Um pouco do ponto de vista do outro (neste caso, o meu também)

Sub Solo 1 - por Antonio Prata

“Mundo, mundo, vasto mundo, se eu me chamasse Raimundo, seria uma rima, não uma solução”.Os versos de Drummond me desabaram na cabeça assim que saí do elevador no andar errado, num prédio da Berrini, e dei com um piso inteiro de restaurantes; uma praça de alimentação submersa em toneladas de concreto, no centro empresarial de São Paulo.

Então assim é o mundo – pensei -, é aqui que estão as pessoas normais. As pessoas que têm emprego, FGTS, crachás, férias remuneradas, chefes que admiram e/ou detestam, colegas com quem competem e se comprazem, horário de almoço e happy hour, todo mundo, enfim, que sai de casa toda manhã para trabalhar num escritório, em vez de caminhar, só, em direção a uma edícula, no fundo do quintal.

Eu leio sobre o mundo com frequência, nos jornais. De vez em quando, leio livros sobre o mundo. Pensando bem, estudei o mundo por cinco anos, na faculdade de ciências sociais, mas raramente vou até ele, e precisei do choque daquela praça de alimentação submersa para dar-me conta de quão distante nós estávamos – eu e o mundo. Para um escritor, poucas constatações podem ser mais trágicas.

Posso me acabar de ler Shakespeare, Dostoievski, Kafka e Goethe, mas os verdadeiros Macbeths, Ivans Karamazovs, Gregors Sansas e Faustos estão entre as máquinas de café e os scanners, tiram fotinhos na portaria e alimentam as catracas com seus crachás; nos vinte andares acima daquelas bandejas, todo dia, sonhos medram ou murcham, homens competem, traem, fofocas são discretamente difundidas, alguém entregará o que tem de mais precioso em nome de uma causa; a glória e o fiasco espocam, das oito da manhã às seis da tarde. Como posso querer ser um escritor se só trato com o Ser Humano por e-mail? Se só o vejo amistoso e calmo, no cinema ou num restaurante, no fim de semana?

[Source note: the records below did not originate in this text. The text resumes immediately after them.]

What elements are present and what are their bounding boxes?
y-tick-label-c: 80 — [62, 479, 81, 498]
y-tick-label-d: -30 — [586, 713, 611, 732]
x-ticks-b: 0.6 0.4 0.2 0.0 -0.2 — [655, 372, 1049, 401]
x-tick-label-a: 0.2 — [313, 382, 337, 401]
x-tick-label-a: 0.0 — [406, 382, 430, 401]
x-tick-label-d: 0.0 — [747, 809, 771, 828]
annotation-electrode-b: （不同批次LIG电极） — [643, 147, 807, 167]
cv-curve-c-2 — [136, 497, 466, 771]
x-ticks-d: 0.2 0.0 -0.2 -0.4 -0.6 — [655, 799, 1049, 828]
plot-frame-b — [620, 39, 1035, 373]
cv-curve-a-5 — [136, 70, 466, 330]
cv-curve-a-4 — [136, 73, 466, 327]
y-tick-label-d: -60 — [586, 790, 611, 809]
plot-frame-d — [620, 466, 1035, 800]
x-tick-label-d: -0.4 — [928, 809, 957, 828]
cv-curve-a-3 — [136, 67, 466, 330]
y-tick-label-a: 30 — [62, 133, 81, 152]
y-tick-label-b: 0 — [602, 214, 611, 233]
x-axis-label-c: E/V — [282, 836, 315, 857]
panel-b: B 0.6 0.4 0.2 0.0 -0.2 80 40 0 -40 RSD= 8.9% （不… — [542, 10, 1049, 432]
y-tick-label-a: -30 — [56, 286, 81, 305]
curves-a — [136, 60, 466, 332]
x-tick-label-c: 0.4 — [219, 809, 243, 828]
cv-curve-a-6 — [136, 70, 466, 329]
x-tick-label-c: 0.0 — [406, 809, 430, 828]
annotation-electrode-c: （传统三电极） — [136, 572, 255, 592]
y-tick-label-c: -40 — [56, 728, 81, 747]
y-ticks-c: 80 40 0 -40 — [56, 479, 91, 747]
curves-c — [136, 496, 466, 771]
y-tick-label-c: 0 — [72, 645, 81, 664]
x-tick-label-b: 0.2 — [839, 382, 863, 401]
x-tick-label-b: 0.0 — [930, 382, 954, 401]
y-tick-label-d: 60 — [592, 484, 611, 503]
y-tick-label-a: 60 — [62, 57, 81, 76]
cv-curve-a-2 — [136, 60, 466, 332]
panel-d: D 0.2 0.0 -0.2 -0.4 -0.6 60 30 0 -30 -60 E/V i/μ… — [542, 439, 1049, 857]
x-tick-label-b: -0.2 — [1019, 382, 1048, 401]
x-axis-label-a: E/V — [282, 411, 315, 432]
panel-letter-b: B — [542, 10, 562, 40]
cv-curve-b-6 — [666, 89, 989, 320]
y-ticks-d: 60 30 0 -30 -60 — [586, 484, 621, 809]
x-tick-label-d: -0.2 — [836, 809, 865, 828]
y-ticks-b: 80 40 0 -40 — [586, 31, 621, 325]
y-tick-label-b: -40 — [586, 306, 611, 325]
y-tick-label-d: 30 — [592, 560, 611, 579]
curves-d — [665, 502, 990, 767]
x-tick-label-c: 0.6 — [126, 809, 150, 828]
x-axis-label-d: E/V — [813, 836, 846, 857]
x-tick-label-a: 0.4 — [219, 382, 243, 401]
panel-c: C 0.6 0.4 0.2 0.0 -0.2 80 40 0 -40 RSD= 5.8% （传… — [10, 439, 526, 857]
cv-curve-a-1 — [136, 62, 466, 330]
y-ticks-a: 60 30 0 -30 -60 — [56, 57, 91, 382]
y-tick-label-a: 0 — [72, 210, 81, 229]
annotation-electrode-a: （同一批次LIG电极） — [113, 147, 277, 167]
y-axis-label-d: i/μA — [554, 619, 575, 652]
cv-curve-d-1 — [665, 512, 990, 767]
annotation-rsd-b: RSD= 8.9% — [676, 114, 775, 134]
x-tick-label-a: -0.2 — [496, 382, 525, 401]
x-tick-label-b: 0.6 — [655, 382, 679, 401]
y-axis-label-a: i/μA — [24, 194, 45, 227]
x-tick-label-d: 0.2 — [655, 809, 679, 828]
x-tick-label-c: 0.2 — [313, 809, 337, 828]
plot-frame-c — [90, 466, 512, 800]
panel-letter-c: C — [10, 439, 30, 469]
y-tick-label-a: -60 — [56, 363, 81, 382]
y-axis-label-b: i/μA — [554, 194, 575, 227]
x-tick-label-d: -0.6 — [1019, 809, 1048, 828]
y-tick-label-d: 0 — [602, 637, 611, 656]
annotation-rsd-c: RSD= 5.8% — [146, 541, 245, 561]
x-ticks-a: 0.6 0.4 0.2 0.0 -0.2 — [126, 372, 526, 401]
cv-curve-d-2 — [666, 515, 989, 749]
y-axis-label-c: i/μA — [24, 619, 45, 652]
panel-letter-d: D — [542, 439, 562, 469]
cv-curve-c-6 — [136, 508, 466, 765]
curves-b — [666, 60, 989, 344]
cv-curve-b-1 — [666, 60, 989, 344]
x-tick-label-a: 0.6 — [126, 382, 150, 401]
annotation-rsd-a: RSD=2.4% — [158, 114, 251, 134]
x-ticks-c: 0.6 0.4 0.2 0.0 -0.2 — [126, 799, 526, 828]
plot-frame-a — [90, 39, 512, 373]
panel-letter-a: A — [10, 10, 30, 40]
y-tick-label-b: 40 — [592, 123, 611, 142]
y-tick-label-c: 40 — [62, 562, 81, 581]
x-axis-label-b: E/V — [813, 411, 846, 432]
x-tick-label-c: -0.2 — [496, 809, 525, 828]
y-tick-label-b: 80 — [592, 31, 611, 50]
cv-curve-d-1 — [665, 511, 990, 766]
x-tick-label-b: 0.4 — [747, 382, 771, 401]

Voltei ao elevador decidido a raspar essa barbicha calculadamente desleixada - meu crachá de escritor, que pretende dizer, ingenuamente, “não faço parte do mundo” - e arrumar um emprego na Berrini. Pode ser de quinto auxiliar de almoxarifado ou sub-analista de cafezinho, não importa. Só preciso ter acesso ao coração do mundo. Uma vez ali dentro, ouvirei as moças falando mal do chefe na fila do Subway, descobrirei o que planejam os jovens de terno na mesa do Súbito, verei a felicidade do garoto do interior que acabou de ser contratado e o ódio de seu vizinho de baia, que não foi. Depois, e só depois, poderei voltar para minha edícula e tentar escrever algo que preste. Algo que, um dia, espero, chegue aos pés do último verso do poema de Drummond: “Mundo, mundo, vasto mundo, mais vasto é meu coração”.